Brian David Crane, Founder of CallerSmart

Brian David Crane says consumers should take advantage of protection apps that are offered by major carriers to avoid falling victim to smishing scams.

He suggests that T-Mobile users download the ScamShield app, Verizon customers download the Call Filter app, and AT&T customers download the ActiveArmor app. ConsumerAffairs reached out to AT&T to ask about their app offering, and a representative said ActiveArmor blocks about 10 million fraud calls per day. 

AT&T and T-Mobile also told ConsumerAffairs that they are ready to take on the vetting of any SMS message that a customer is concerned about. If you’re a customer of either of those carriers and get a suspicious text, you can forward the message to 7726 and it will go straight to the spam defense teams at those companies. 

“If it is found to be a scam or illegal message, we can take appropriate actions such as blocking similar message content and block the number sending it, and even share the information with other carriers so they can also take action,” an AT&T spokesperson told us.

Yochai Corem, CEO of Cyberint

Yochai Corem says consumers should follow these three pieces of advice to avoid smishing scams:

  • Don’t follow links in SMS messages.
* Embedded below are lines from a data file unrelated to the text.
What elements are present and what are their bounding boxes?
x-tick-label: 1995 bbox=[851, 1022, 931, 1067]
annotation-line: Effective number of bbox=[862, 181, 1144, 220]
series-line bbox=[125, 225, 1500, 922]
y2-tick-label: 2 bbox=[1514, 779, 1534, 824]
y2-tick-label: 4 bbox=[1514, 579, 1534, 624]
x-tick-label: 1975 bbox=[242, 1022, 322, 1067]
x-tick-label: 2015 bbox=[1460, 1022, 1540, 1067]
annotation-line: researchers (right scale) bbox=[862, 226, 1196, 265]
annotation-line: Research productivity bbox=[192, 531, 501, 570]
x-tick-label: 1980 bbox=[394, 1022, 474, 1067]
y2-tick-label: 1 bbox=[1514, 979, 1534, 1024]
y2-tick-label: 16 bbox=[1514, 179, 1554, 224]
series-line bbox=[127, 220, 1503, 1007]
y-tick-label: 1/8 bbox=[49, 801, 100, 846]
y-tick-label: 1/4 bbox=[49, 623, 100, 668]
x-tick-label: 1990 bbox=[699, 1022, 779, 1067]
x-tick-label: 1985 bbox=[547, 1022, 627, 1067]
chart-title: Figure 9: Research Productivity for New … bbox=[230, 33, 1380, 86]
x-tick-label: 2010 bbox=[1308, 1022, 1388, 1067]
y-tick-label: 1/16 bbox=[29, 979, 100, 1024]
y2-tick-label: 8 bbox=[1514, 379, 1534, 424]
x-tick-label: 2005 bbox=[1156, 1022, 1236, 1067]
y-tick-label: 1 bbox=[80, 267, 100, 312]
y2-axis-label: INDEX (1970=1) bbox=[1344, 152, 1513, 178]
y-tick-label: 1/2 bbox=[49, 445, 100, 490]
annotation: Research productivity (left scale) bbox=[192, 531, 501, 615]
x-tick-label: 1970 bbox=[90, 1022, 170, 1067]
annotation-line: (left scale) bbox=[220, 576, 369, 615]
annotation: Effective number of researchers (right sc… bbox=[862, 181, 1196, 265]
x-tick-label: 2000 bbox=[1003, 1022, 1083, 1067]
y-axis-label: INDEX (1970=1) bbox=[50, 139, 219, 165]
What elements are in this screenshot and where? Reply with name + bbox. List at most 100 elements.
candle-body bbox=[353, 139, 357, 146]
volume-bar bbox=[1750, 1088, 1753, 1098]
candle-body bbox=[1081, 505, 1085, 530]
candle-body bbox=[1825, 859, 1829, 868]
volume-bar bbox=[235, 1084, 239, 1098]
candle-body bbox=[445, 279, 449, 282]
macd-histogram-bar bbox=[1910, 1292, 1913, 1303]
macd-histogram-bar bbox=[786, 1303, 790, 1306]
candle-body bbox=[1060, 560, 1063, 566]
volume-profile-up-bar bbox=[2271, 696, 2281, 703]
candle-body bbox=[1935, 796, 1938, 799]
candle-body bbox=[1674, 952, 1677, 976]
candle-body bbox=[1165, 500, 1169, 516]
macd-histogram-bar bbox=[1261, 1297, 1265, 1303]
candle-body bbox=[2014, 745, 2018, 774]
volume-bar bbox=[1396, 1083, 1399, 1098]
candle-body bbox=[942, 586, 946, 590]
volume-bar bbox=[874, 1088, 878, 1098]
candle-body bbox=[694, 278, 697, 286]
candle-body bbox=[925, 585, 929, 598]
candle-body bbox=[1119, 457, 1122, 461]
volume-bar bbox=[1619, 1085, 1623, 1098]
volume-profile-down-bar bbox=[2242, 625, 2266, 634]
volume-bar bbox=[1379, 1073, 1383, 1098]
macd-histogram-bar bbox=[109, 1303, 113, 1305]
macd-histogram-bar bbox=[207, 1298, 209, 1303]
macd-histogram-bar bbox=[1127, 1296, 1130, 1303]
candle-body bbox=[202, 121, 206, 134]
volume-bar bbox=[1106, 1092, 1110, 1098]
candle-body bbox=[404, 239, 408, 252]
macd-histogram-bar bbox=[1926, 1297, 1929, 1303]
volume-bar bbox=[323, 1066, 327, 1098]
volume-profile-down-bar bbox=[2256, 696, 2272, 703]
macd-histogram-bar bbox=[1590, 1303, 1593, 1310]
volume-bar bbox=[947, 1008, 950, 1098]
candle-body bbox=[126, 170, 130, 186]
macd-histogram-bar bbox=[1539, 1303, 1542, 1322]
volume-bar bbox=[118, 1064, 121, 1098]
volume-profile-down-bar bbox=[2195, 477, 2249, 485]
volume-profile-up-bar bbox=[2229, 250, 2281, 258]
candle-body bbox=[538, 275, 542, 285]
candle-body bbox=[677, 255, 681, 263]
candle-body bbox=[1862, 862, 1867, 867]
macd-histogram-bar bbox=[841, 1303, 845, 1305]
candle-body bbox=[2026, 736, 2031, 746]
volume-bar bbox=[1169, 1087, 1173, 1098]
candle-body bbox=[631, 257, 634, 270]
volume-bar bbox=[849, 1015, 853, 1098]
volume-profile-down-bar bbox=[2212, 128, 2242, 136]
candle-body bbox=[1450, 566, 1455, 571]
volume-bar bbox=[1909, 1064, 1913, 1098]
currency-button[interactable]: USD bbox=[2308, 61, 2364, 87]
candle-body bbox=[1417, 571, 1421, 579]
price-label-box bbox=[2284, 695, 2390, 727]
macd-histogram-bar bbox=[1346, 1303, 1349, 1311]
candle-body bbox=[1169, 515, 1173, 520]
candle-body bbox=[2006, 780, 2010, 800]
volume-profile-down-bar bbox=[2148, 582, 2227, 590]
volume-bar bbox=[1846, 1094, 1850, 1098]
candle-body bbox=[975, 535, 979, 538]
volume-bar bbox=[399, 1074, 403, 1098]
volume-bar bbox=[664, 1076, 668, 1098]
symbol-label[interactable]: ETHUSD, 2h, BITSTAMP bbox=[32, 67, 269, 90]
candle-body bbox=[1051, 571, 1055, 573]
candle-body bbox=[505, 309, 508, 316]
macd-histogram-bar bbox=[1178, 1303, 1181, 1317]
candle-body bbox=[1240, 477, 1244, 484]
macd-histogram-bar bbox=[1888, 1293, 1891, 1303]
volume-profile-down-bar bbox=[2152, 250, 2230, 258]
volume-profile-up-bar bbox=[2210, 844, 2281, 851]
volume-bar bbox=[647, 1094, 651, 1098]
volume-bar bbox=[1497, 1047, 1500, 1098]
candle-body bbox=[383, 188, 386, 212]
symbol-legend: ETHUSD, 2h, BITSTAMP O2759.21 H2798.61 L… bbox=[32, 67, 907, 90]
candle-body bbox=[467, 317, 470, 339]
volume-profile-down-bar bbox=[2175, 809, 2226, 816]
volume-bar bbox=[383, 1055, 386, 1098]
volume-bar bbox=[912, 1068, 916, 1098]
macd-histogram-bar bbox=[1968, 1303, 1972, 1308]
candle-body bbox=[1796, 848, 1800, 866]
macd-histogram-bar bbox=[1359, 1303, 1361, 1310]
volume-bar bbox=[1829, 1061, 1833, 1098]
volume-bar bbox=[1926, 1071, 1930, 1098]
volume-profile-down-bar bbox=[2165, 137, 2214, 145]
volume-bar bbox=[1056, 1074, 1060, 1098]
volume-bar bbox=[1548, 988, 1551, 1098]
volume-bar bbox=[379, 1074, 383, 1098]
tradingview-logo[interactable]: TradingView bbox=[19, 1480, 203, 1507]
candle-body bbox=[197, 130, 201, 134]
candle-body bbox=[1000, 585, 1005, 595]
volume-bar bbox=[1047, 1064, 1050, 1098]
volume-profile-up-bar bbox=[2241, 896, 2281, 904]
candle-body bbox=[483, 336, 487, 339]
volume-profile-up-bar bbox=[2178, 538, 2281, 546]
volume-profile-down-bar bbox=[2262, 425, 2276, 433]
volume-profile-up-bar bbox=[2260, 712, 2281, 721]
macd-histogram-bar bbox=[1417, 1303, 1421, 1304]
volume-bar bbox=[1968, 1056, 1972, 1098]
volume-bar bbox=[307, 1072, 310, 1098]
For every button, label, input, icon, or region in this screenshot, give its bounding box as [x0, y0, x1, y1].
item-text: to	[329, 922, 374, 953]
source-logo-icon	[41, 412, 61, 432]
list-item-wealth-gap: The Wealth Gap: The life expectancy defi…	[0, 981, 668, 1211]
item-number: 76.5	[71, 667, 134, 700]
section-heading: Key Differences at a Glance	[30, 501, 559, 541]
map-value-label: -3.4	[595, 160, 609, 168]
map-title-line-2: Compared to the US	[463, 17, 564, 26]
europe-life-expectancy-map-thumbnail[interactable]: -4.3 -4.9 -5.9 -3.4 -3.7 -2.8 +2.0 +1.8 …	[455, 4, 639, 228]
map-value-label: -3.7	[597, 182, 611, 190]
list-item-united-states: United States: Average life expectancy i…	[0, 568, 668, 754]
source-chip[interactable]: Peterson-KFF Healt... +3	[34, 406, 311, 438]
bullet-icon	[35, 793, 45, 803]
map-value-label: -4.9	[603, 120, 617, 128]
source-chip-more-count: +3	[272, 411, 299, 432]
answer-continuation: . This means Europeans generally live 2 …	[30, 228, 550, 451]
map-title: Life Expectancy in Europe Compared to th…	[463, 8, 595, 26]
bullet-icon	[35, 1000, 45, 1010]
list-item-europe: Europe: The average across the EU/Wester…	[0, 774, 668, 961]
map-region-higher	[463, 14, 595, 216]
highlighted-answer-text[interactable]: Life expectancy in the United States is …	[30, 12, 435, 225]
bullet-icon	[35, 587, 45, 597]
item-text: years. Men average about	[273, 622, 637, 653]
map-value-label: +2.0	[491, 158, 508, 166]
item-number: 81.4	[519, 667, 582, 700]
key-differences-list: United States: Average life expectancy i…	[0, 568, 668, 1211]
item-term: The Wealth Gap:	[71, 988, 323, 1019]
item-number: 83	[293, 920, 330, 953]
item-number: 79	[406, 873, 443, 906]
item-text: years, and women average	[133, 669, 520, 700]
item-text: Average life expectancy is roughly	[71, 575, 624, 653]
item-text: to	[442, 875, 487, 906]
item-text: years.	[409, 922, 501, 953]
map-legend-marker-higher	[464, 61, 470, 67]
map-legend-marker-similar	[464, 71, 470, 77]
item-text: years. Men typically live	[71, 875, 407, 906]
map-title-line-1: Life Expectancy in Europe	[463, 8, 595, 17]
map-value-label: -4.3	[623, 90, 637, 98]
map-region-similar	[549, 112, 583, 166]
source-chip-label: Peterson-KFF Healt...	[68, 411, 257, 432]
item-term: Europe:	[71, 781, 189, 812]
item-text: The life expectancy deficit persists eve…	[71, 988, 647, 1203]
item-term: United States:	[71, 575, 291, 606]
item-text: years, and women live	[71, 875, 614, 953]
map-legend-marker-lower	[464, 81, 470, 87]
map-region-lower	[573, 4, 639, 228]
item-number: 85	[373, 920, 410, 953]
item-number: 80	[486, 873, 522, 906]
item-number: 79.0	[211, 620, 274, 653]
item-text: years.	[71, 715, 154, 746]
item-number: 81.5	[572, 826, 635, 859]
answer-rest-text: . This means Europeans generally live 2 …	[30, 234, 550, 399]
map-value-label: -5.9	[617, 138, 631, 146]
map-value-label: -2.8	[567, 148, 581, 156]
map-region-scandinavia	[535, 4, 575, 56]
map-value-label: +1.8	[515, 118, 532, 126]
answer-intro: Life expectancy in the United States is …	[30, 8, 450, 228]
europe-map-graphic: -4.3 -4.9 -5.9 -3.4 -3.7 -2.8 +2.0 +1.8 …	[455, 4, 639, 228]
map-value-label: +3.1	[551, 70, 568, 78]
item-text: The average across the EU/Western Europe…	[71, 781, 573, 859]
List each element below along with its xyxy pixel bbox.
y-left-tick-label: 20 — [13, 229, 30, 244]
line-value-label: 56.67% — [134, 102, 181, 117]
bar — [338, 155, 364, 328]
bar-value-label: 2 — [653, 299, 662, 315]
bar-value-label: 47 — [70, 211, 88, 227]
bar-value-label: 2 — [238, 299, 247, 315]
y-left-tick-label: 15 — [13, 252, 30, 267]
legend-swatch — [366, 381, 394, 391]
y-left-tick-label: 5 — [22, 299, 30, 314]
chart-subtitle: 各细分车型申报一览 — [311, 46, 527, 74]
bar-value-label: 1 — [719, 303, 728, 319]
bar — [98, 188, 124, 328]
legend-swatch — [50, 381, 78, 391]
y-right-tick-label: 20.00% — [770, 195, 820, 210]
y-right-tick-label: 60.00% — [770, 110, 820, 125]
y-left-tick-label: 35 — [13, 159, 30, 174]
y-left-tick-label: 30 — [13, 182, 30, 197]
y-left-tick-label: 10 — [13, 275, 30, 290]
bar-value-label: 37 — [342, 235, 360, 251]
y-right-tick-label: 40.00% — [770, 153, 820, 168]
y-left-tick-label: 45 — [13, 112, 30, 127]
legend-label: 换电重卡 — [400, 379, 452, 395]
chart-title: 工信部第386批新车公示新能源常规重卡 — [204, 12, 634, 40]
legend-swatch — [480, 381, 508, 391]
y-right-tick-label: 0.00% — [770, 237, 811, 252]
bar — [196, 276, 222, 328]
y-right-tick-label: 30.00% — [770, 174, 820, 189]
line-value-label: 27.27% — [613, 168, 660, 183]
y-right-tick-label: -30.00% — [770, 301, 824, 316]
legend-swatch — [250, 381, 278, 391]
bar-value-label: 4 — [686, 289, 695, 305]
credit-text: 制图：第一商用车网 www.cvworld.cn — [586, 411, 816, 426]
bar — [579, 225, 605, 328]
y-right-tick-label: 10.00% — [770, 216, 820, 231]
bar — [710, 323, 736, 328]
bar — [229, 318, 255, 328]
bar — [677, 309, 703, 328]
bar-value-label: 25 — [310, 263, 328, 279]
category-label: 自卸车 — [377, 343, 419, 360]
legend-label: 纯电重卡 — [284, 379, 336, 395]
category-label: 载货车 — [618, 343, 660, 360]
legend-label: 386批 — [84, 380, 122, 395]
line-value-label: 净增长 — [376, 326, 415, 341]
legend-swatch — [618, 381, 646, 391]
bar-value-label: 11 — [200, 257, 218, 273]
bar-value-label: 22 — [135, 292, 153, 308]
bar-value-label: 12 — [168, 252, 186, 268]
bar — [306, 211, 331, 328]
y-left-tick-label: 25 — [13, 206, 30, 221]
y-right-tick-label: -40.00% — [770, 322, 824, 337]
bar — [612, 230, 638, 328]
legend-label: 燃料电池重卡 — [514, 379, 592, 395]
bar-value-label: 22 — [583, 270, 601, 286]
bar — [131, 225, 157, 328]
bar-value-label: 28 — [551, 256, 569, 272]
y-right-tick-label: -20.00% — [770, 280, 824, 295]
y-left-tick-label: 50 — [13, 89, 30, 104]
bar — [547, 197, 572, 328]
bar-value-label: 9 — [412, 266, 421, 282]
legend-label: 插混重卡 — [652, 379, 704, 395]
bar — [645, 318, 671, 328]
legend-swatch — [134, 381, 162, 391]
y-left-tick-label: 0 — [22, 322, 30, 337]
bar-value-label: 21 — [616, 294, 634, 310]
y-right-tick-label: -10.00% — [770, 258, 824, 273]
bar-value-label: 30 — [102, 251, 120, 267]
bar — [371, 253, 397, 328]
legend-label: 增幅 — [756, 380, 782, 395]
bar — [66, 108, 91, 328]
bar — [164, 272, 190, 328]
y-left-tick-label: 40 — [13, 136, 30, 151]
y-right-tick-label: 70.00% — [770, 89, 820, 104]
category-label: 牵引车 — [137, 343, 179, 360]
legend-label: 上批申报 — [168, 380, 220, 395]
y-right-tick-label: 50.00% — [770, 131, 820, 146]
Instead, surf directly to the website of the company or service being impersonated and log in there. Many companies no longer provide links in SMS messages, while some will provide information and request for users to log in to their accounts for further information.

  • Be aware that text messages with a sender name that’s identical to other SMS messages you received in the past may not be coming from the same source. Unless you are fully aware of the context of the message, do not trust them.

  • Pay attention to information disclosures regarding your number and where you publish your contact information. Try to subscribe only to “known” websites and services.

Ricardo Villadiego, Founder and CEO of Lumu

Ricardo Villadiego reminds consumers that smishing isn’t a game that they can win, no matter how smart they think they are.

“Do not engage with the SMS. Scammers are playing a game of emotional manipulation and are trying to reel you with things that interest you,” he said. “They’ll also try to grab your attention with ‘urgent’ matters such as someone falsely using your credit card. These scare tactics are trying to get you to act without thinking. Don’t fall for it.”